He still has his eyes on the painting, and I’m still staring at his profile, trying to understand everything he has said.
He has always loved me. He has never wished I were my brother.
I could have gone to my death not knowing that. I could have drawn my last breath wishing that I mattered to him. I could have—
I’m only saying that I can never fully experience how difficult my aunt’s life has been. And that I regret all the resentments I used to carry.
Let me not be angry at him now for things that did not happen, or for things that should be left in the past. And let me not give myself resentments to carry—that cannot possibly be the reason I survived impossible odds to live to this day.
I go to him and take his hands.
Tears spill from his eyes. “I’m sorry, Mulan. I’m so sorry.”
“You are my father,” I tell him. “I can never adequately repay you for raising me, and you do not need to apologize to me. But there is a family here . . .”
He grips my hands. “That you do not despise me—you don’t know what that means to me. And as for the family, I knew before the start of my trip that I must face them this time. And perhaps I’m at last ready to —”
“Hua Manlou, you come out here!”
The voice can only belong to her ladyship, back from Futian Pass to find the man she hates the most in her own home, invited by her own nephew.
“We’ll go out there together,” I tell him.
A tremor passes beneath his skin, but he looks at me with tired yet clear eyes. “Yes, Mulan.
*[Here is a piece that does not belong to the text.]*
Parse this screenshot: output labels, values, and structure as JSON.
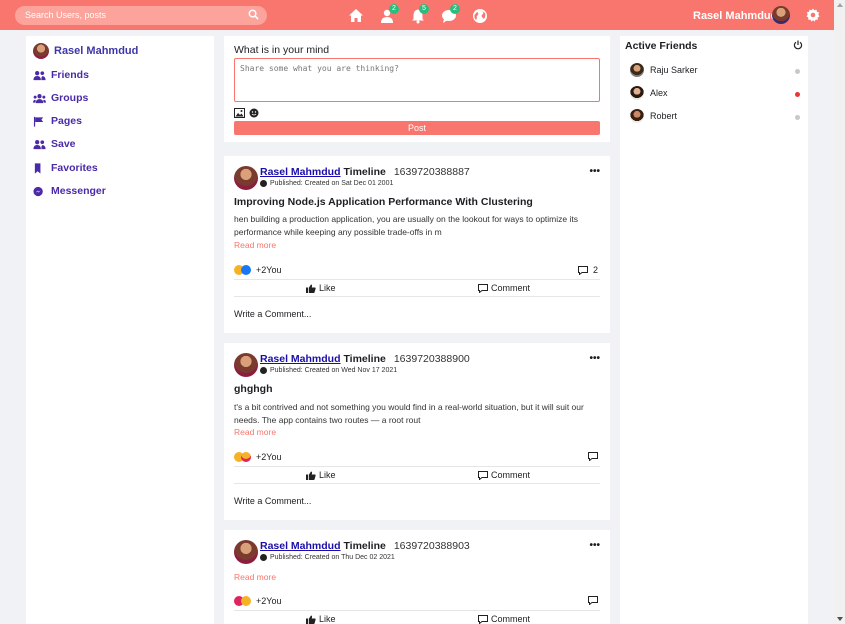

Let’s go out there together.”
♦ ♦ ♦
A pair of strong manservants under Yu’s supervision carry Father out and place him on a cushion on the ground.
Kai, his father, and his aunt stand in the courtyard, the latter two still in their traveling capes, her ladyship’s flying about her like a flame.
“Kai, give your opponent’s sword to her.”
I notice only then that Kai, who looks openly apprehensive, has both Sky Blade and Heart Sea. I left Heart Sea in my rooms earlier, as one does not, under normal circumstances, enter the royal palace fully armed.
I accept Heart Sea from Kai while glancing between him and her ladyship. The royal duke looks as if he wishes to say something to his wife, but he doesn’t.
She announces coldly, “Today is the day of the duel. Both opponents are present. The rules stipulate that three martial arts experts should serve as referees. Master Yu, Master Hua, and I will fulfill those roles. You may begin.”
I have lost count of the days. Today is the day the duel would have taken place had the Rouran not attacked.
Kai and I look at each other. I can tell that all kinds of disastrous possibilities are racing through his mind, but when I behold him, I feel only affection and happiness.
Discourse on swordsmanship, I think to myself, remembering what he said about wishing for a more literal version of the contest.
I smile at him and mouth the words, putting the emphasis on “discourse.” Startled, he stares at me a moment before returning a tentative smile.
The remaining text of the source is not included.